As Wedstad’s aunt who also stayed at St Joseph’s for the one year Phyllis stayed there about life on Dog Creek reserve and the granny who bought the shirt:
There was lots of violence and drinking on the reserve. Many times at Granny Suzanne’s, we had to hide ourselves for our safety, usually in the sweat house or the haystack by the creek. My two uncles lived with us. One of them abused me sexually, and the other abused me mentally and physically. He would beat me and my brother with sticks and anything he could get his hands on. He even bullwhipped us once.

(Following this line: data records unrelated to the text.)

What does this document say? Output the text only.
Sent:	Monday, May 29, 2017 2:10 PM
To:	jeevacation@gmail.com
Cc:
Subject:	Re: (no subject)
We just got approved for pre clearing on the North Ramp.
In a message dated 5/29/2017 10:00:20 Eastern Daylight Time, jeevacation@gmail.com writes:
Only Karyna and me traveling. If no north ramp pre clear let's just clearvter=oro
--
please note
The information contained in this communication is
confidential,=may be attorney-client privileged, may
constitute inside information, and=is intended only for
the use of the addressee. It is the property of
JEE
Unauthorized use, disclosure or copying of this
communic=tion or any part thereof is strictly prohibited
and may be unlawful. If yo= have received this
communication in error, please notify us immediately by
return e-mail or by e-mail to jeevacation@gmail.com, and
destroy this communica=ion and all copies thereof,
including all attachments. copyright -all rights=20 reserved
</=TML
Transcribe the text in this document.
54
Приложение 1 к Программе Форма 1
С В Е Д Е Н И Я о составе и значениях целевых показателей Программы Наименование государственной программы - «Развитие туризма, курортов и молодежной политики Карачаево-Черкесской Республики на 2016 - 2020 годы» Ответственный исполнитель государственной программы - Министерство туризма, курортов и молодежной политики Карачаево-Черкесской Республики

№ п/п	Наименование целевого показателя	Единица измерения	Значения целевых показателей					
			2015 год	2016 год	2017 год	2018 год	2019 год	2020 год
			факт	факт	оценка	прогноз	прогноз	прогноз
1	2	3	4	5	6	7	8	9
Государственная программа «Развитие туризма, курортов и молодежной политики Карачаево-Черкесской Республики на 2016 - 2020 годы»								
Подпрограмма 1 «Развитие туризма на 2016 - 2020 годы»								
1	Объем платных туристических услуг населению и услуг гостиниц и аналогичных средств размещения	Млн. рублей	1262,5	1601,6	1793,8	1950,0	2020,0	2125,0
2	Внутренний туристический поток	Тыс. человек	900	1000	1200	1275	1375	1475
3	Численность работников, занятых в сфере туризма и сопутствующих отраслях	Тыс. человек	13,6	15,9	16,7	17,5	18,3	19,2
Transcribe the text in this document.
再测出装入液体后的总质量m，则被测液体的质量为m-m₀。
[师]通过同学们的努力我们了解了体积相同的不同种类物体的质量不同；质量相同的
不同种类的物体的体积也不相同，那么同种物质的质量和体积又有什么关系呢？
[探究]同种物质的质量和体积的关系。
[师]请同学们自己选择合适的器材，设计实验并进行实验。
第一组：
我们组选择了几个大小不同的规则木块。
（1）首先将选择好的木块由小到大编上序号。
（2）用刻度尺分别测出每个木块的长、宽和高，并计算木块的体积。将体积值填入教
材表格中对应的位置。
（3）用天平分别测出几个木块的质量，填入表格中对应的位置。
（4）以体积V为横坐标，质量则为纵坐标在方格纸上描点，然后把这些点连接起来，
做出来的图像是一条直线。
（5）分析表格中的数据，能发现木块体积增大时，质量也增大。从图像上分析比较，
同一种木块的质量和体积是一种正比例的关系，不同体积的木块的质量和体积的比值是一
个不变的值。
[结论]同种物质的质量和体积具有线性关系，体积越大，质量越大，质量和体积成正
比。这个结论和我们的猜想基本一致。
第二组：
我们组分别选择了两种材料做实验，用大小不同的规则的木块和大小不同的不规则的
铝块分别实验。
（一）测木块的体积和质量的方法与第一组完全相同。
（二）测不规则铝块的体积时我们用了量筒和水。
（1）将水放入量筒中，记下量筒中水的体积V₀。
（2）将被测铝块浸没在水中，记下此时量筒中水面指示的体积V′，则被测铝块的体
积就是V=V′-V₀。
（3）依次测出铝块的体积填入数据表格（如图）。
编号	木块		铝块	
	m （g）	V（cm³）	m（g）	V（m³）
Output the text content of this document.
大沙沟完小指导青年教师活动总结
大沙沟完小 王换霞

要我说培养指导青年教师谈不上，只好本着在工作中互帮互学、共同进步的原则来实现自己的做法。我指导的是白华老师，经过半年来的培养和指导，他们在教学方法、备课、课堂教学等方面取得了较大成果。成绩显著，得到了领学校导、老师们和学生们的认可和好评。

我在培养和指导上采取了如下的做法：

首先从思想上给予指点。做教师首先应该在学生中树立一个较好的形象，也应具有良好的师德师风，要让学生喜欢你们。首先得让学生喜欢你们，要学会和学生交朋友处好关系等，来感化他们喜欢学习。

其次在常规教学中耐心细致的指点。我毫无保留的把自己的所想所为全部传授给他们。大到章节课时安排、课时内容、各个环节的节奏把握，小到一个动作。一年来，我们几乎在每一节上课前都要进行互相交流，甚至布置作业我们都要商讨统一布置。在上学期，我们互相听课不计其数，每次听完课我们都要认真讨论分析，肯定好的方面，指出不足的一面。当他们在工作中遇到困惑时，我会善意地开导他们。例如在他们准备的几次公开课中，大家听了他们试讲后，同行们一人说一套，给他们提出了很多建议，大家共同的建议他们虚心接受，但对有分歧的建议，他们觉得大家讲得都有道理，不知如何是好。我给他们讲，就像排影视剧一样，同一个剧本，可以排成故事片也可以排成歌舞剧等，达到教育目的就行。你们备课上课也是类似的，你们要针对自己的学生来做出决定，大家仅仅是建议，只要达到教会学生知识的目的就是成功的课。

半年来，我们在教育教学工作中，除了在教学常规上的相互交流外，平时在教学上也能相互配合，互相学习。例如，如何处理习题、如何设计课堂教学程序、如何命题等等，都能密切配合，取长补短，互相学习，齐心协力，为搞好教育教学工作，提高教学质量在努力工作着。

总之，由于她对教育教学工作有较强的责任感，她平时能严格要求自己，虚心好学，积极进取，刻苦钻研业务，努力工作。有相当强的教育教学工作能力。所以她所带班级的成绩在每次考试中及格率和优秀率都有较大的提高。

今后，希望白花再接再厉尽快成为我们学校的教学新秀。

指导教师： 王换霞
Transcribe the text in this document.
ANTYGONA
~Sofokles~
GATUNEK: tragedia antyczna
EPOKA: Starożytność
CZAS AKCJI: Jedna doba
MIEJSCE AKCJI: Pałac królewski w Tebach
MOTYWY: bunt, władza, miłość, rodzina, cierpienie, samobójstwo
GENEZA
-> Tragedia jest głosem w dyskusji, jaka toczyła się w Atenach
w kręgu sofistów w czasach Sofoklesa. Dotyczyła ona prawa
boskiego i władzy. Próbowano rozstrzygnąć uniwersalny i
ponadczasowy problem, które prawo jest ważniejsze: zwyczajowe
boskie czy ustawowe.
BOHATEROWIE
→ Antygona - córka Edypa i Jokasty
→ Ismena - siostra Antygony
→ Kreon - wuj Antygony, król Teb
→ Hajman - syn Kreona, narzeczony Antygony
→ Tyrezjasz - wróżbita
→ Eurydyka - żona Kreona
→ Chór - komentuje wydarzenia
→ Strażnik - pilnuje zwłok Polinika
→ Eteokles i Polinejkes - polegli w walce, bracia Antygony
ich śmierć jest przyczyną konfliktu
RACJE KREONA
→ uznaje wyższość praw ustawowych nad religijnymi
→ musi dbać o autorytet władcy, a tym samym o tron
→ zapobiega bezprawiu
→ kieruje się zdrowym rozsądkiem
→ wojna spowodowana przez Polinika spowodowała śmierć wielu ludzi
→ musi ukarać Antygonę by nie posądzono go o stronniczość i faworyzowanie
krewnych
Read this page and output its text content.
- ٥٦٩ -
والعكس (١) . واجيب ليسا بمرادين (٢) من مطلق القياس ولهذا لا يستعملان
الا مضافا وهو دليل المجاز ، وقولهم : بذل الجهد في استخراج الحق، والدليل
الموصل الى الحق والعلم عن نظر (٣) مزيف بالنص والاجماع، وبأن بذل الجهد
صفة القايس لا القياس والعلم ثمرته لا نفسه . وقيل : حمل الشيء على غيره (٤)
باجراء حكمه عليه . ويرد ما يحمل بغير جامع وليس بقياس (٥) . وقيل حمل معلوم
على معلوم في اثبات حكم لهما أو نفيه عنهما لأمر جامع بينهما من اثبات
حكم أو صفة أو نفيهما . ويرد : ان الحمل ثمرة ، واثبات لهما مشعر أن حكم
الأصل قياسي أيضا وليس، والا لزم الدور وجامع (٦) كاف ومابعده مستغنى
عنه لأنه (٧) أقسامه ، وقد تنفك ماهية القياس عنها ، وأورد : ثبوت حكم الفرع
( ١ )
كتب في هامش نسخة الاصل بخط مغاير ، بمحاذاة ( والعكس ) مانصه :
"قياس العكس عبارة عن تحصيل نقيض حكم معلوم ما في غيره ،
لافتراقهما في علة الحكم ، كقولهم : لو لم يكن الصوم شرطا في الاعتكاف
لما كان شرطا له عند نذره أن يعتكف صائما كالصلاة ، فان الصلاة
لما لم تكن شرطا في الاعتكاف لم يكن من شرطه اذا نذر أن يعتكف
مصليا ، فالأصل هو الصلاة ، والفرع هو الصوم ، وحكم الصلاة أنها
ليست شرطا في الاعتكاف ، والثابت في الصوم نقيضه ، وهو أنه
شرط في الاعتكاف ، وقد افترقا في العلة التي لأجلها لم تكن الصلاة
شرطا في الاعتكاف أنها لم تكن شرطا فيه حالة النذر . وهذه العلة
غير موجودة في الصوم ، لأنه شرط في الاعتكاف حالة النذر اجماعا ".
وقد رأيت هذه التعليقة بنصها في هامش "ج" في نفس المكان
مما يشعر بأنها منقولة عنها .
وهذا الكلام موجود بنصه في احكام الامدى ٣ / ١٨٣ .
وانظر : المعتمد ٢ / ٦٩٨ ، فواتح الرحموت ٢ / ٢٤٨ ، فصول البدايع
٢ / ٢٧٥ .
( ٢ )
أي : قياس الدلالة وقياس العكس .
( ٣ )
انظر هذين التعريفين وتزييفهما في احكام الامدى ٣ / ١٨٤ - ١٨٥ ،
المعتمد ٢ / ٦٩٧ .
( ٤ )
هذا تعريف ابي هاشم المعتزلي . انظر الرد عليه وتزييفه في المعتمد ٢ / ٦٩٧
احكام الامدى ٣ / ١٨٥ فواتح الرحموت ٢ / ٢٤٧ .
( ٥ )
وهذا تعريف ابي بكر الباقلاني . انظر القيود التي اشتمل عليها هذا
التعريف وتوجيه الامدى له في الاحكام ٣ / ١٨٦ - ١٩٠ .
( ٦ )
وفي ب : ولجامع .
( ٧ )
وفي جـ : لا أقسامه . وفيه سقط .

This is the idyllic life Phyllis came from and entered the ‘horrific’ residence for one year she earlier told media was “one of her fondest memories”. But that doesn’t sell T Shirts. Nor does it fit the bullshit narrative about residential schools we’ve come to believe nor provide the fables necessary to condemn them, condemn Canada, condemn western civilization. Just remember that the Prime Minister’s father, Robert Carney Sr. spent most of his career as a principal of some of these schools and a staunch public defender of them. Golly gee whiz, what a denier because he had nothing but first hand experience! The bullshit narrative cannot stand against what’s true in fact so of course we also have to go along with the lie that to disagree based on what’s true makes one morally wrong. That’s why the internet is full of bullshit because bullshit is what has been reproduced by ‘allied’ writers not wishing to be considered depraved and deplorable about the residential school system. Wedstad herself is not immune to its allure and reputational stature gained from going along with its lies. But should we?